Essential Steps For A Streamlined Supply Chain

Unless you’ve only been running your business for a couple of days, you’ll be aware of how important the supply chain is to your bottom line. If parts and materials don’t turn up on time or at all, you can’t fulfill your promises to your customers. If you can’t fulfill those promises, the professional reputation of your brand gets tarnished, you lose customers to your competitors, and you’ll struggle to maintain healthy profit margins. If you want to stay afloat in an increasingly competitive business arena, then you need to make sure you’re doing everything you can to analyze and improve your supply chain. The best way to do this varies from company to company, but here are some general tips to point you in the right direction.

First of all, make sure you’re conducting regular and thorough reviews of every little process involved in your supply chain. If you know that your supply chain could be better, then a high-level process review aimed at understanding the current state of the business is absolutely essential. Take a walk around your factory floor or stockroom, observing each and every process as it happens, and try to pin down any problems which are coming up. Then, get into contact with your main suppliers and vendors, and try to carry out more or less the same process. Don’t get confused if you don’t find any huge, glaring errors right away. More often than not, you should be looking out for lots of smaller issues which all contribute to an inefficient supply chain. When you identify these issues, you can take action to surgically remove them, measure your savings, and pass them onto the end consumer.
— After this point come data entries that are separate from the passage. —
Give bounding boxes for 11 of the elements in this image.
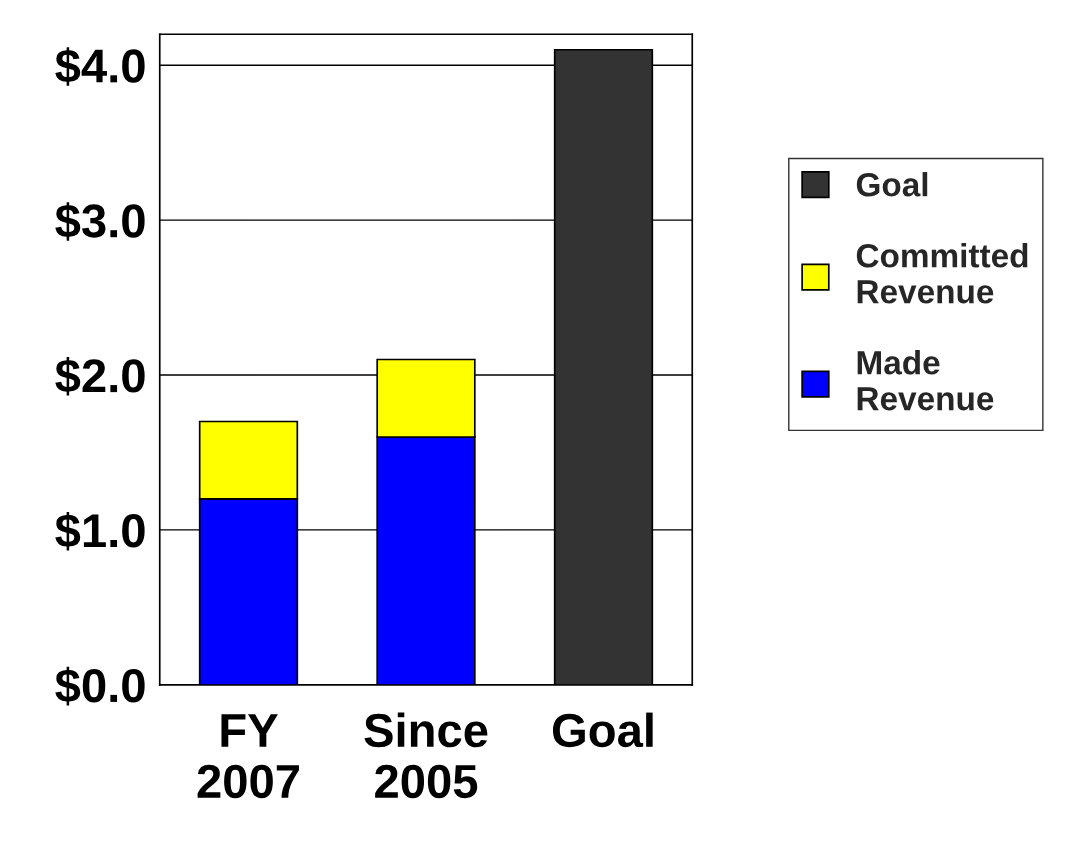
y-tick-label: $3.0 — [55, 202, 145, 241]
x-tick-label: FY 2007 — [197, 714, 299, 799]
y-tick-label: $4.0 — [55, 47, 145, 86]
y-tick-label: $1.0 — [55, 511, 145, 551]
x-tick-label: Goal — [552, 712, 653, 748]
y-tick-label: $2.0 — [55, 357, 145, 396]
legend-label: Made Revenue — [857, 350, 994, 411]
legend-label: Goal — [856, 172, 928, 197]
legend-label: Committed Revenue — [856, 243, 1028, 304]
x-tick-label: Since 2005 — [364, 712, 488, 799]
y-tick-label: $0.0 — [55, 666, 145, 706]
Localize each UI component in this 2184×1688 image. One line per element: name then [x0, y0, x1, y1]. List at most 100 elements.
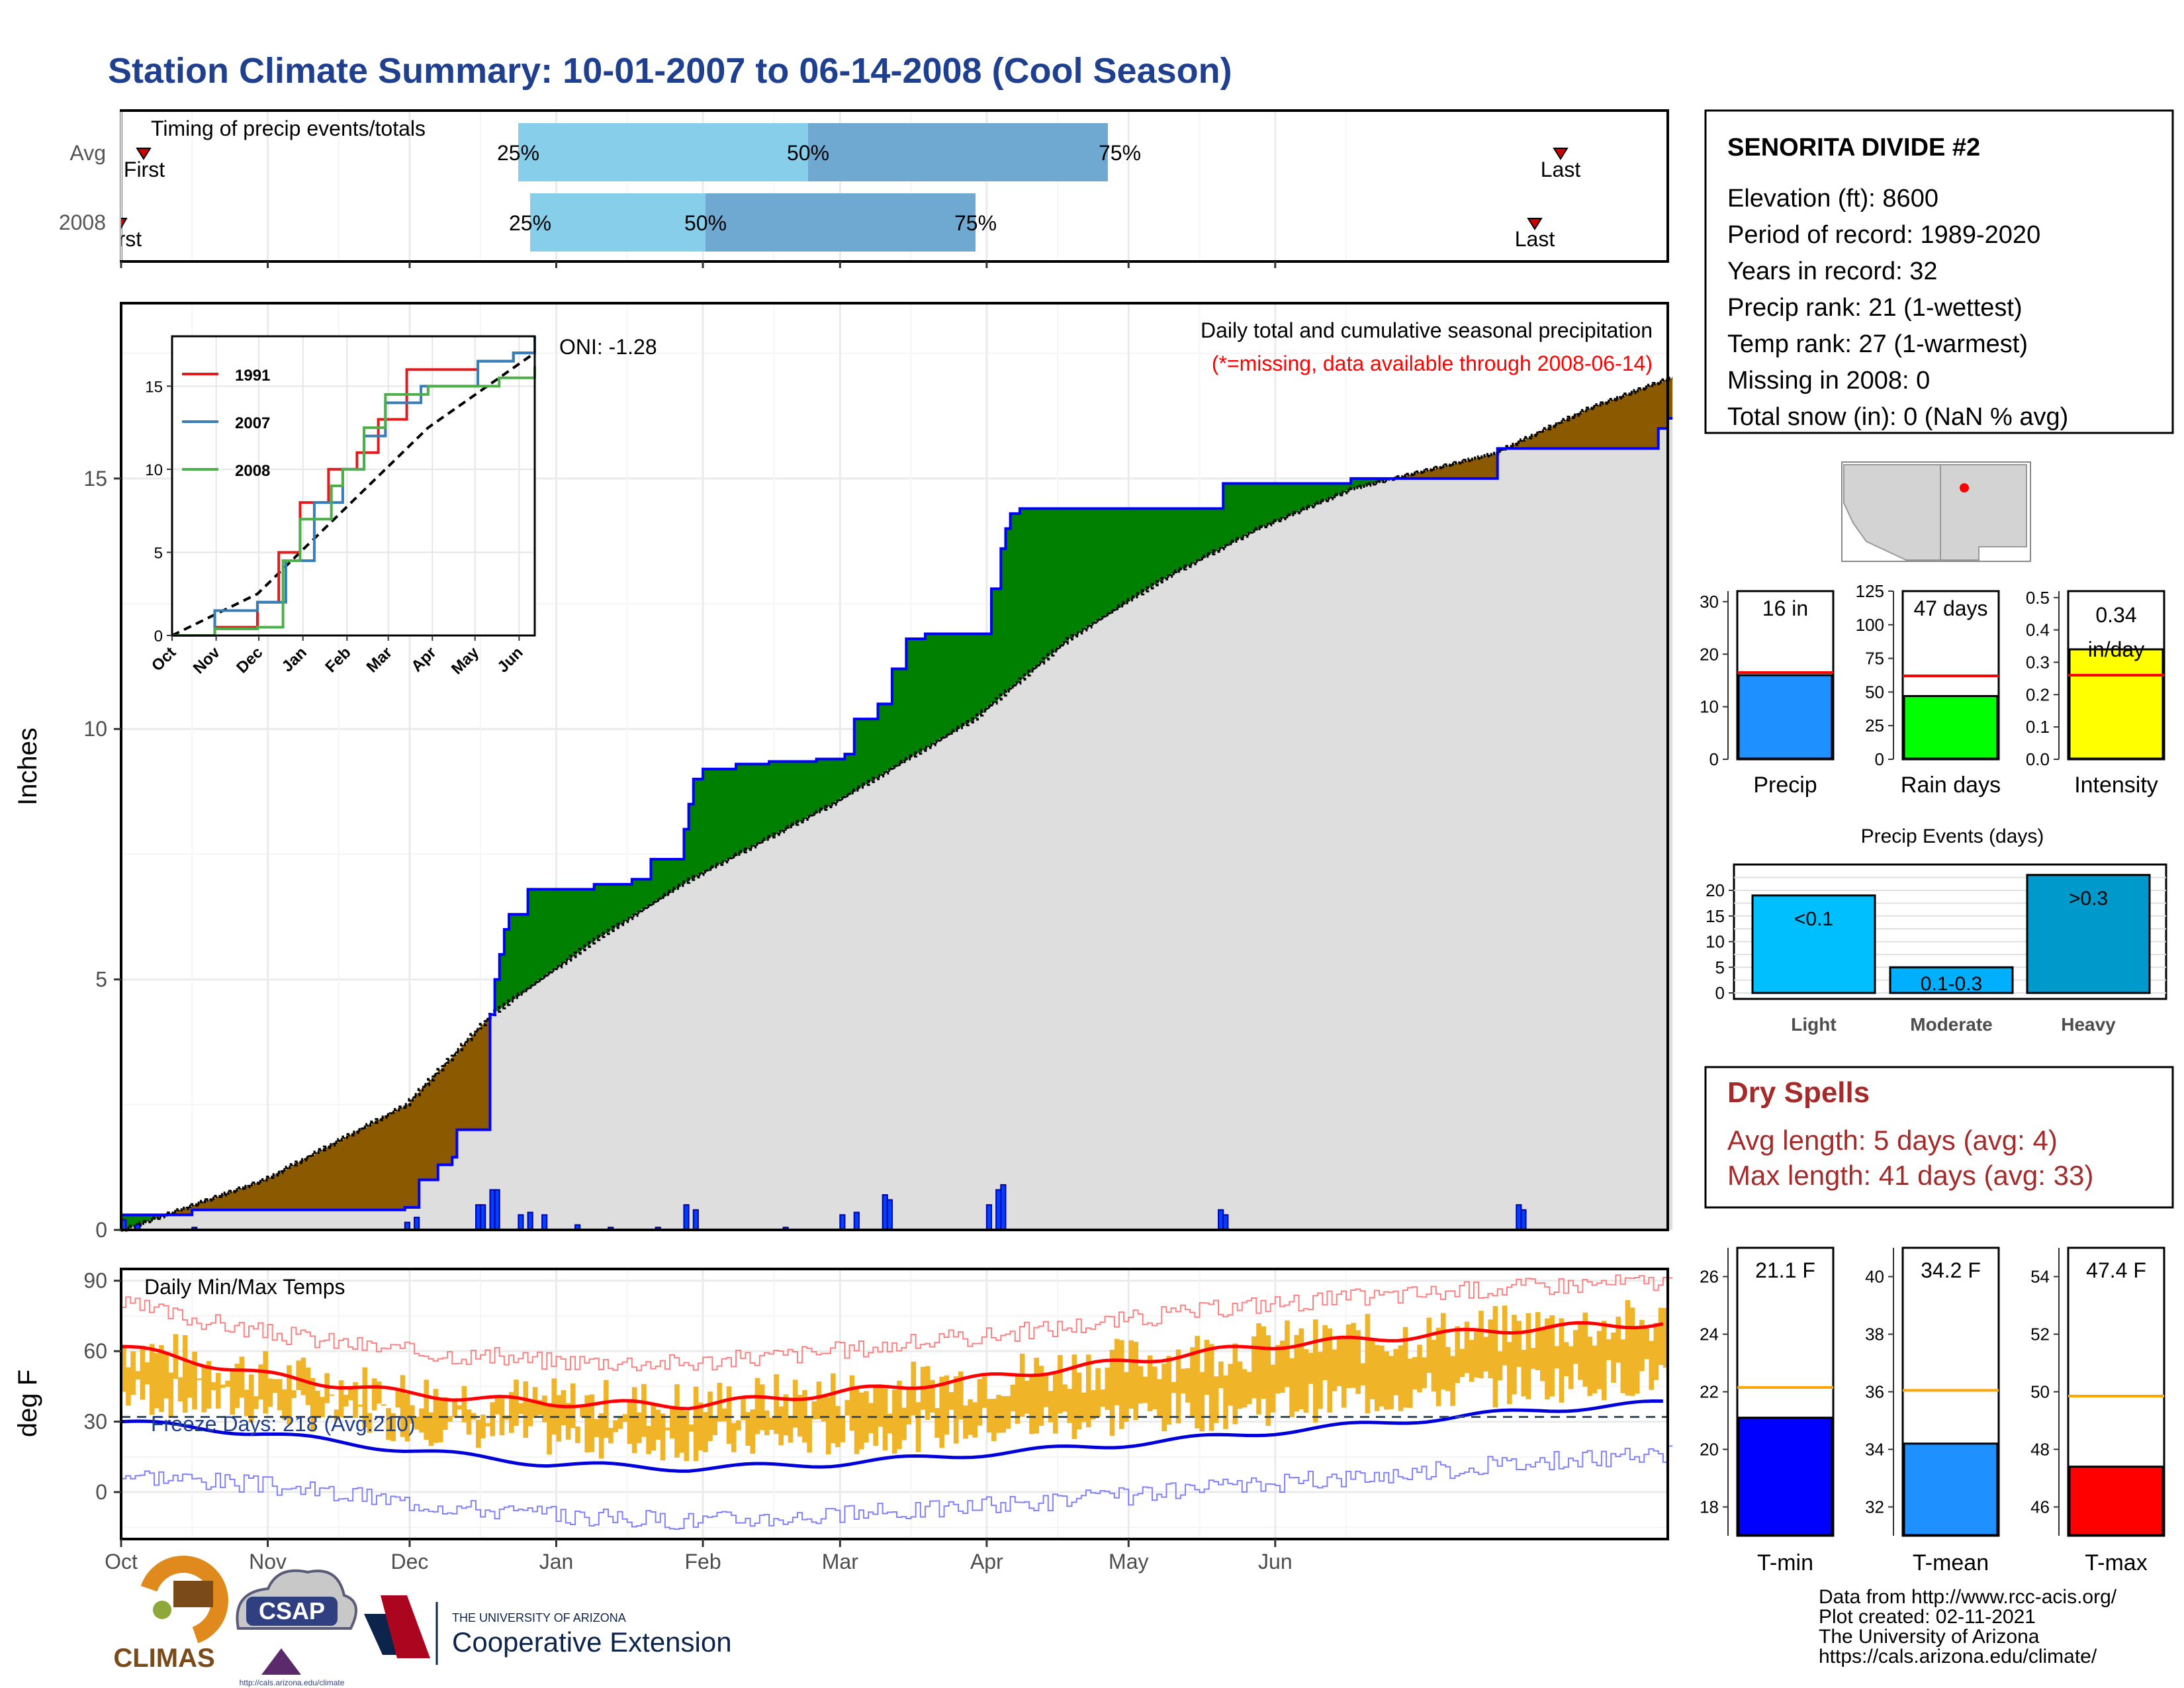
- temp-daily-bar: [811, 1401, 817, 1420]
- month-tick-label: Oct: [105, 1550, 138, 1573]
- temp-daily-bar: [1298, 1328, 1304, 1410]
- avg-p25-label: 25%: [497, 141, 539, 165]
- daily-precip-bar: [1000, 1184, 1007, 1231]
- temp-daily-bar: [1081, 1392, 1087, 1423]
- temp-daily-bar: [1279, 1340, 1285, 1393]
- y2008-cumulative-line: [121, 417, 1673, 1217]
- temp-daily-bar: [1024, 1380, 1030, 1414]
- temp-daily-bar: [840, 1415, 845, 1442]
- mini-bar-tick-label: 50: [1865, 682, 1884, 702]
- temp-daily-bar: [1662, 1307, 1668, 1368]
- avg-p50-label: 50%: [787, 141, 829, 165]
- temp-daily-bar: [783, 1394, 789, 1436]
- csap-mountain-shape: [261, 1648, 301, 1675]
- station-line-snow: Total snow (in): 0 (NaN % avg): [1727, 403, 2068, 431]
- temp-daily-bar: [343, 1394, 349, 1407]
- timing-row-2008: 2008: [59, 211, 106, 234]
- temp-daily-bar: [679, 1409, 684, 1453]
- inset-legend-2007: 2007: [235, 414, 270, 432]
- temp-daily-bar: [1384, 1351, 1389, 1410]
- events-bar-text: <0.1: [1794, 908, 1833, 930]
- temp-daily-bar: [670, 1407, 675, 1439]
- daily-precip-bar: [1520, 1209, 1527, 1231]
- temp-daily-bar: [457, 1405, 463, 1410]
- inset-frame: [171, 335, 536, 637]
- temp-bar-label: T-min: [1757, 1550, 1813, 1575]
- temp-panel: 0 30 60 90 Oct Nov Dec Jan Feb Mar Apr May Jun Dail…: [13, 261, 1673, 1573]
- temp-daily-bar: [660, 1413, 666, 1461]
- temp-daily-bar: [1521, 1350, 1527, 1397]
- freeze-days-label: Freeze Days: 218 (Avg:210): [151, 1412, 416, 1436]
- temp-daily-bar: [1568, 1346, 1574, 1389]
- y2008-p75-label: 75%: [954, 211, 997, 235]
- temp-daily-bar: [419, 1408, 424, 1433]
- temp-daily-bar: [357, 1405, 363, 1407]
- temp-daily-bar: [1185, 1368, 1191, 1403]
- temp-daily-bar: [1596, 1331, 1602, 1389]
- temp-daily-bar: [1393, 1348, 1399, 1395]
- temp-daily-bar: [1455, 1326, 1461, 1383]
- ua-big-text: Cooperative Extension: [452, 1626, 732, 1658]
- month-tick-label: Jun: [1258, 1550, 1293, 1573]
- temp-daily-bar: [944, 1375, 950, 1435]
- temp-daily-bar: [901, 1407, 907, 1440]
- y2008-last-marker: [1527, 218, 1543, 230]
- month-tick-label: Apr: [970, 1550, 1003, 1573]
- month-tick-label: Jan: [539, 1550, 574, 1573]
- temp-daily-bar: [1029, 1374, 1034, 1434]
- temp-daily-bar: [1171, 1382, 1177, 1393]
- tmax-record-line: [121, 1274, 1673, 1372]
- temp-daily-bar: [1525, 1313, 1531, 1399]
- mini-bar-tick-label: 10: [1700, 697, 1719, 717]
- temp-daily-bar: [977, 1379, 983, 1426]
- temp-daily-bar: [1043, 1373, 1049, 1407]
- temp-daily-bar: [1142, 1376, 1148, 1403]
- mini-bar-fill: [2068, 648, 2164, 760]
- oni-label: ONI: -1.28: [559, 335, 657, 359]
- temp-daily-bar: [310, 1378, 316, 1432]
- daily-precip-bar: [541, 1214, 548, 1231]
- month-x-axis: Oct Nov Dec Jan Feb Mar Apr May Jun: [105, 261, 1293, 1573]
- daily-precip-bar: [839, 1214, 846, 1231]
- temp-daily-bar: [1516, 1321, 1522, 1367]
- mini-bar-tick-label: 0: [1709, 749, 1719, 769]
- temp-daily-bar: [1611, 1332, 1616, 1383]
- station-frame: [1704, 109, 2174, 434]
- temp-daily-bar: [958, 1371, 964, 1420]
- temp-daily-bar: [1587, 1336, 1593, 1396]
- temp-bar-value: 21.1 F: [1755, 1258, 1815, 1282]
- temp-daily-bar: [367, 1413, 373, 1433]
- temp-daily-bar: [437, 1400, 443, 1442]
- inset-y-axis: 0 5 10 15: [145, 378, 172, 645]
- temp-bar-tick-label: 34: [1865, 1440, 1884, 1460]
- temp-daily-bar: [1365, 1313, 1371, 1414]
- temp-daily-bar: [163, 1352, 169, 1399]
- temp-anomaly-bars: [121, 1300, 1668, 1462]
- temp-daily-bar: [1223, 1375, 1228, 1429]
- temp-daily-bar: [1261, 1326, 1267, 1399]
- daily-precip-bar: [995, 1189, 1002, 1231]
- temp-daily-bar: [1147, 1355, 1153, 1412]
- temp-daily-bar: [386, 1408, 391, 1440]
- temp-daily-bar: [1578, 1323, 1583, 1380]
- events-bar: [1751, 894, 1876, 994]
- temp-daily-bar: [1653, 1323, 1659, 1380]
- temp-daily-bar: [792, 1380, 798, 1428]
- temp-daily-bar: [1459, 1348, 1465, 1378]
- inset-ytick-label: 15: [145, 378, 163, 396]
- temp-daily-bar: [1582, 1312, 1588, 1387]
- temp-daily-bar: [1629, 1307, 1635, 1396]
- temp-daily-bar: [1166, 1356, 1172, 1425]
- month-tick-label: May: [1109, 1550, 1148, 1573]
- tmin-record-line: [121, 1445, 1673, 1530]
- timing-panel: Timing of precip events/totals Avg 2008 …: [59, 109, 1669, 263]
- temp-daily-bar: [603, 1380, 609, 1438]
- temp-daily-bar: [192, 1351, 197, 1410]
- temp-daily-bar: [490, 1402, 496, 1436]
- temp-daily-bar: [225, 1380, 230, 1387]
- temp-daily-bar: [1435, 1327, 1441, 1407]
- daily-precip-bar: [518, 1214, 524, 1231]
- daily-precip-bar: [882, 1194, 888, 1231]
- temp-daily-bar: [1379, 1345, 1385, 1407]
- temp-daily-bar: [1332, 1349, 1338, 1391]
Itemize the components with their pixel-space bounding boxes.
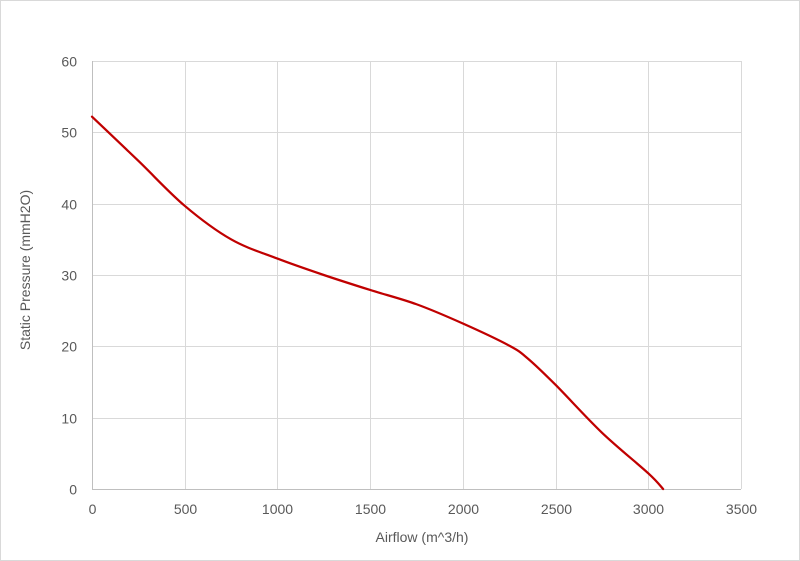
x-axis-title: Airflow (m^3/h)	[376, 529, 469, 545]
y-tick-label: 10	[61, 411, 77, 427]
y-tick-label: 20	[61, 339, 77, 355]
gridlines	[92, 61, 742, 489]
x-tick-label: 3500	[726, 501, 757, 517]
y-tick-label: 50	[61, 125, 77, 141]
x-tick-label: 1500	[355, 501, 386, 517]
x-tick-label: 2500	[541, 501, 572, 517]
y-axis-title: Static Pressure (mmH2O)	[17, 190, 33, 350]
y-tick-label: 40	[61, 197, 77, 213]
tick-labels: 0 10 20 30 40 50 60 0 500 1000 1500 2000 2500 3000 350…	[61, 54, 757, 518]
x-tick-label: 0	[89, 501, 97, 517]
x-tick-label: 500	[174, 501, 198, 517]
y-tick-label: 60	[61, 54, 77, 70]
y-tick-label: 30	[61, 268, 77, 284]
x-tick-label: 2000	[448, 501, 479, 517]
y-tick-label: 0	[69, 482, 77, 498]
pressure-curve-line	[90, 115, 665, 491]
x-tick-label: 3000	[633, 501, 664, 517]
x-tick-label: 1000	[262, 501, 293, 517]
series-layer	[90, 115, 665, 491]
axes	[92, 61, 741, 490]
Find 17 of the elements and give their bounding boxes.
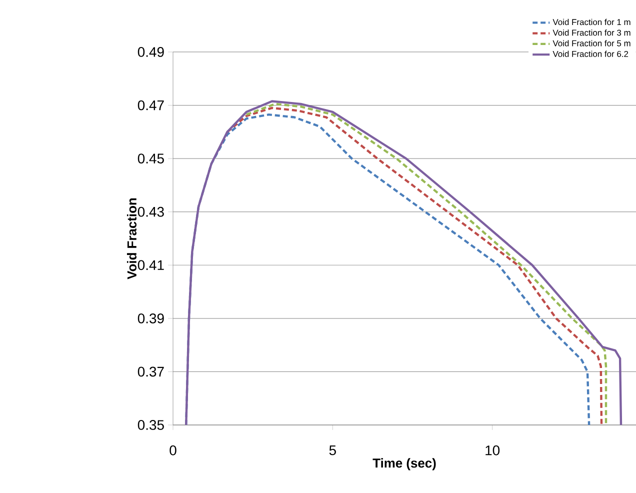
y-axis-title: Void Fraction: [126, 198, 136, 280]
y-tick-label: 0.35: [138, 420, 164, 430]
y-tick-label: 0.49: [138, 47, 164, 57]
legend-label: Void Fraction for 1 m: [552, 18, 630, 26]
y-tick-label: 0.41: [138, 260, 164, 270]
y-tick-label: 0.47: [138, 100, 164, 110]
legend-label: Void Fraction for 5 m: [552, 40, 630, 46]
x-tick-label: 5: [329, 445, 336, 456]
y-tick-label: 0.37: [138, 366, 164, 377]
x-tick-label: 10: [486, 445, 500, 456]
y-tick-label: 0.43: [138, 206, 164, 217]
legend-label: Void Fraction for 6.2: [552, 50, 628, 57]
y-tick-label: 0.45: [138, 154, 164, 164]
legend-label: Void Fraction for 3 m: [552, 29, 630, 36]
x-tick-label: 0: [170, 445, 176, 456]
x-axis-title: Time (sec): [372, 458, 436, 470]
y-tick-label: 0.39: [138, 313, 164, 324]
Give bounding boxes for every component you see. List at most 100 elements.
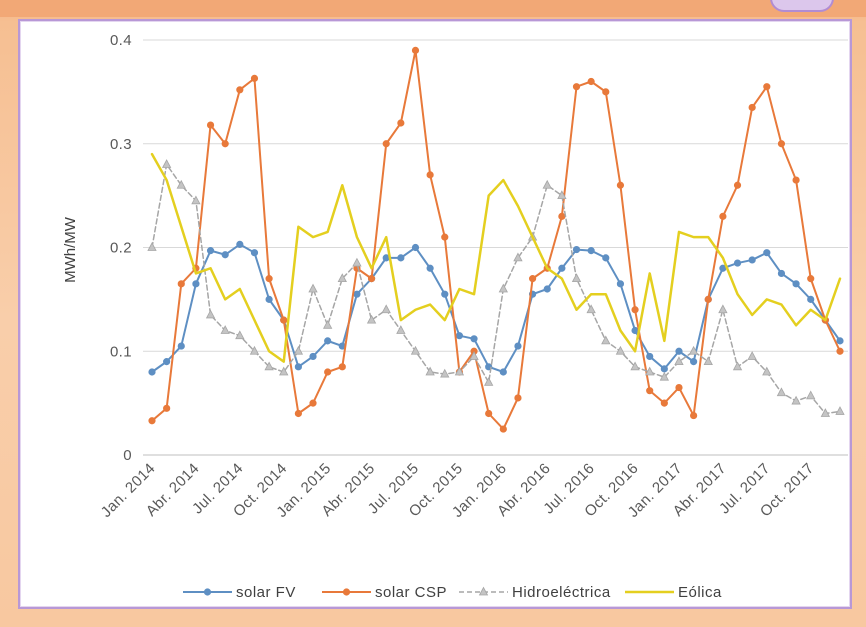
solar-csp-point xyxy=(719,212,727,220)
hidroelectrica-point xyxy=(542,179,552,189)
hidroelectrica-point xyxy=(249,345,260,355)
solar-fv-point xyxy=(646,352,654,361)
solar-fv-point xyxy=(836,337,844,345)
solar-fv-point xyxy=(748,256,756,264)
solar-csp-point xyxy=(763,83,771,91)
hidroelectrica-point xyxy=(469,351,479,360)
hidroelectrica-point xyxy=(396,325,406,334)
legend-label: solar CSP xyxy=(375,584,447,601)
hidroelectrica-point xyxy=(161,159,172,168)
hidroelectrica-point xyxy=(322,319,333,329)
window-frame-top xyxy=(0,0,866,17)
y-tick-label: 0.3 xyxy=(110,136,132,153)
solar-fv-point xyxy=(221,251,229,259)
hidroelectrica-point xyxy=(191,195,201,205)
hidroelectrica-point xyxy=(659,371,670,381)
hidroelectrica-point xyxy=(674,356,684,366)
hidroelectrica-point xyxy=(762,366,772,376)
legend-marker xyxy=(203,588,212,596)
solar-csp-point xyxy=(646,387,654,395)
hidroelectrica-point xyxy=(586,304,596,314)
solar-csp-point xyxy=(836,347,844,355)
hidroelectrica-point xyxy=(205,309,216,319)
legend-item-solar-fv: solar FV xyxy=(183,584,296,601)
solar-fv-point xyxy=(660,365,668,373)
hidroelectrica-point xyxy=(337,273,347,283)
solar-csp-point xyxy=(441,233,449,241)
solar-fv-point xyxy=(250,249,259,257)
solar-csp-point xyxy=(660,399,668,407)
solar-fv-point xyxy=(733,259,742,267)
series-layer xyxy=(147,46,845,433)
solar-csp-point xyxy=(280,316,288,324)
solar-fv-point xyxy=(499,368,507,376)
hidroelectrica-point xyxy=(776,387,787,397)
solar-fv-point xyxy=(792,280,800,288)
legend-label: solar FV xyxy=(236,584,296,601)
solar-fv-point xyxy=(807,295,815,303)
solar-csp-point xyxy=(294,409,302,418)
solar-csp-point xyxy=(426,171,434,179)
legend-item-solar-csp: solar CSP xyxy=(322,584,447,601)
solar-fv-point xyxy=(543,285,551,293)
solar-csp-point xyxy=(631,306,639,314)
solar-csp-point xyxy=(602,88,610,96)
hidroelectrica-point xyxy=(308,283,318,293)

warehouse-with-goods-in-boxes

Next, make sure you’re integrating all the data that makes up your supply chain. It’s 2016 now, and that means that every process involved in every business is much easier to measure. However, this is only true when it’s all integrated and managed properly within the existing structure of your business. If your business is like most modern ventures, every single transaction is going to be passed through various different systems. Financial systems, sales forecasts, resource management systems and manufacturing planning systems may all be a part of the process. In a lot of cases, all that information will need to be accessible to partners, suppliers and customers too. Like many small businesses, you may currently have a data system which relies heavily on uploads, batch updates, excel spreadsheets, manual updates and regular files. While these might serve their purpose in the long run, they can also be very prone to error, and take up more time than you can realistically spend. When you introduce a layer of integration, however, you can automate the flow of information, share it faster and make the whole process more simple.

Next, consider outsourcing certain phases of your supply chain, and leveraging existing systems for better guaranteed results. I totally understand the angle of keeping everything in-house. You’ll save some of your capital which can be used for growth, it will be easier to manage your supply chain, and the root causes of errors will become obvious straight away. However, you may be better off in the long run by outsourcing various processes in your supply chain. A lot of in-house systems, particularly within smaller businesses, have proven to be inflexible, hard to use, overly complex, or simply difficult to integrate with more modern systems. If you can’t get a certain part of the process just right, then it may be worth looking into outside services, like Red Stag Fulfillment. While your system may have holes in it, a lot of the data you’ve been collecting over time can still be very useful when it comes to analysis and planning. If you’re operating within a mobile supply chain, for example, there’s sure to be ways you can develop it using the data from your existing information systems.

pexels-photo

One fool-proof way for any business to improve their existing supply chain is going through their information banks and having a big clear-out of any duplicate data. When you eliminate all the duplicate data floating around in your system, you’ll immediately start to save time and labor hours, and find that the system you’re using is much easier to maintain. These days, with so many smartphones and tablets being used within businesses, employees can carry out data entry as they work. This will speed up the flow of information, and improve your customer service across the board. Sure, you might have been working around duplicate data for some time, and managing to keep all your supply chain processes more or less as they should be. However, there’s likely to be various stunted parts of the process which don’t seem like much on the surface, but are really costing you a huge amount of time and money.

Once you’ve followed the advice above, you’ll probably see a significant improvement in the way that your supply chain is operating. However, your work certainly shouldn’t stop there. For your supply chain to be as streamlined and efficient as it possibly can, you’ll need to think ahead. Forget your current system of order fulfillment for the time being, and try to understand the future of your customer’s needs. Keep conducting reviews and try to pick up on any patterns which are arising, predict where this is going to go in the future, and prepare for these changes. You should also stay updated on industry news, and any emerging technologies which could help to streamline your supply chain even further. When you’re analyzing and streamlining every phase in your supply chain, you’ll be learning a lot about your business, and the industry as a whole. Make sure you’re applying these lessons so you can steer clear of any pitfalls on the horizon.

Take the time to streamline your supply chain, and soon enough you’ll start to see greater efficiency in every part of your product’s lifecycle.